Изучение "технологий", которые часто объявляются ключевыми конвергентными инновациями 4ПР – искусственный интеллект, машинное обучение, робототехника и интернет вещей – показывает, что они не оправдывают претензий на современную технологическую ‘революцию’.

 Молл делает вывод, что 4ПР Шваба - не более чем миф. Социальный контекст мира по-прежнему остается тем же, что и в 3ПР, и особых изменений не предвидится. Нет ничего похожего на еще одну промышленную революцию, происходящую после третьей. Дивного нового мира Шваба просто не существует.

В конце концов, революции характеризуются не только технологическими изменениями. Скорее, они обусловлены трансформациями в трудовом процессе, фундаментальными изменениями в отношениях на рабочем месте, сдвигами в социальных отношениях и глобальной социально-экономической реструктуризацией.

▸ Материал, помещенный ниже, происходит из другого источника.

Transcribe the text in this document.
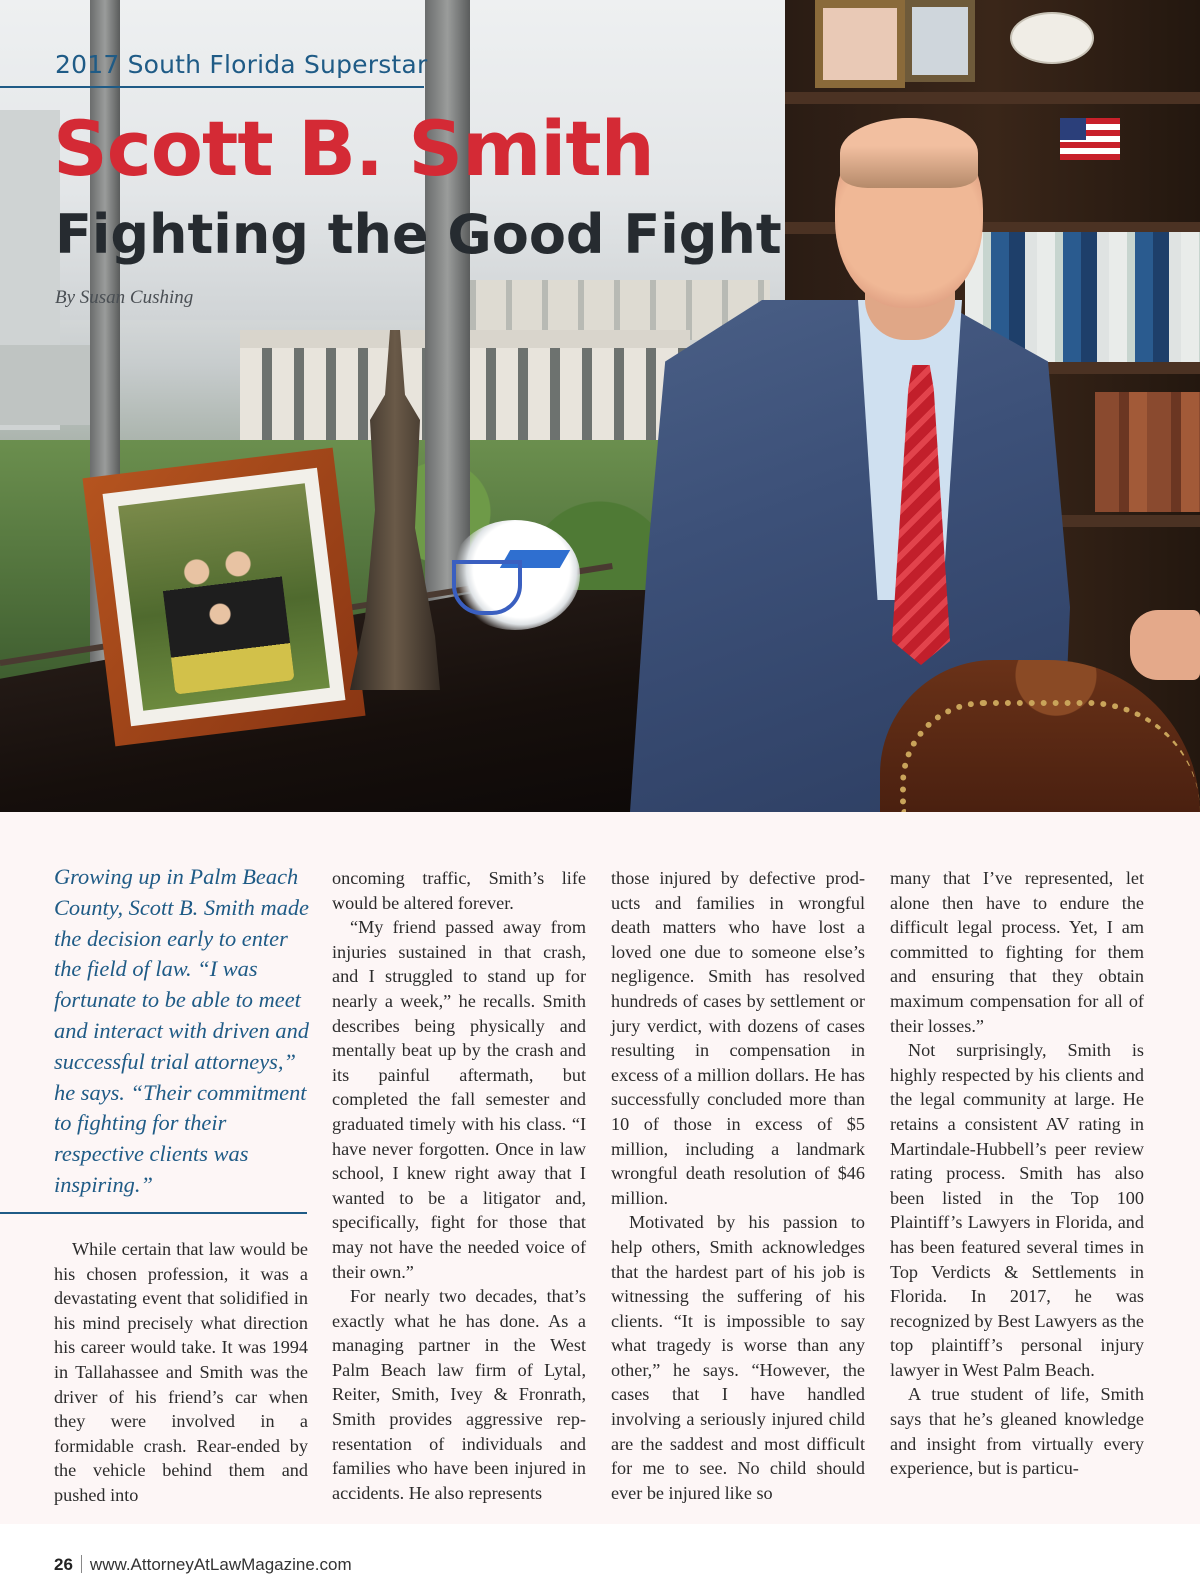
2017 South Florida Superstar
Scott B. Smith
Fighting the Good Fight
By Susan Cushing
Growing up in Palm Beach County, Scott B. Smith made the decision early to enter the field of law. “I was fortunate to be able to meet and interact with driven and successful trial attorneys,” he says. “Their commitment to fighting for their respective clients was inspiring.”

While certain that law would be his chosen profession, it was a devastating event that solidified in his mind precisely what direction his career would take. It was 1994 in Tallahassee and Smith was the driver of his friend’s car when they were involved in a formidable crash. Rear-ended by the vehicle behind them and pushed into

oncoming traffic, Smith’s life would be altered forever.

“My friend passed away from injuries sustained in that crash, and I struggled to stand up for nearly a week,” he recalls. Smith describes being physically and mentally beat up by the crash and its painful aftermath, but completed the fall semester and graduated timely with his class. “I have never forgotten. Once in law school, I knew right away that I wanted to be a litigator and, specifically, fight for those that may not have the needed voice of their own.”

For nearly two decades, that’s exactly what he has done. As a managing partner in the West Palm Beach law firm of Lytal, Reiter, Smith, Ivey & Fronrath, Smith provides aggressive representation of individuals and families who have been injured in accidents. He also represents

those injured by defective products and families in wrongful death matters who have lost a loved one due to someone else’s negligence. Smith has resolved hundreds of cases by settlement or jury verdict, with dozens of cases resulting in compensation in excess of a million dollars. He has successfully concluded more than 10 of those in excess of $5 million, including a landmark wrongful death resolution of $46 million.

Motivated by his passion to help others, Smith acknowledges that the hardest part of his job is witnessing the suffering of his clients. “It is impossible to say what tragedy is worse than any other,” he says. “However, the cases that I have handled involving a seriously injured child are the saddest and most difficult for me to see. No child should ever be injured like so

many that I’ve represented, let alone then have to endure the difficult legal process. Yet, I am committed to fighting for them and ensuring that they obtain maximum compensation for all of their losses.”

Not surprisingly, Smith is highly respected by his clients and the legal community at large. He retains a consistent AV rating in Martindale-Hubbell’s peer review rating process. Smith has also been listed in the Top 100 Plaintiff’s Lawyers in Florida, and has been featured several times in Top Verdicts & Settlements in Florida. In 2017, he was recognized by Best Lawyers as the top plaintiff’s personal injury lawyer in West Palm Beach.

A true student of life, Smith says that he’s gleaned knowledge and insight from virtually every experience, but is particu-

26 www.AttorneyAtLawMagazine.com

Конечно, технологические инновации могут быть полезны для рабочих и общества в целом. Они могут снизить необходимость заниматься тяжелым трудом, улучшить условия и высвободить больше времени для людей, чтобы заниматься другими значимыми видами деятельности.

Но проблема заключается в том, что плоды технологических инноваций монополизируются глобализированным капиталистическим классом. Те же цифровые платформы труда финансируются, в основном, венчурными фондами на глобальном Севере, а предприятия создаются на глобальном Юге, при этом фонды не инвестируют в активы, не нанимают сотрудников и не платят налоги в государственную казну. Это просто очередная попытка с помощью новой технологии захватить рынки, пользуясь прозрачностью границ, получать барыши и не нести никакой ответственности.

Поэтому нарратив о 4ПР - это скорее чаяния, чем реальность. Чаяния богатого класса, который предвидит кризис западной системы экономики и хочет найти безопасную гавань в других регионах. Именно поэтому, с учетом исторического опыта капитализма западного образца весь остальной мир видит 4ПР как нежелательную антиутопию.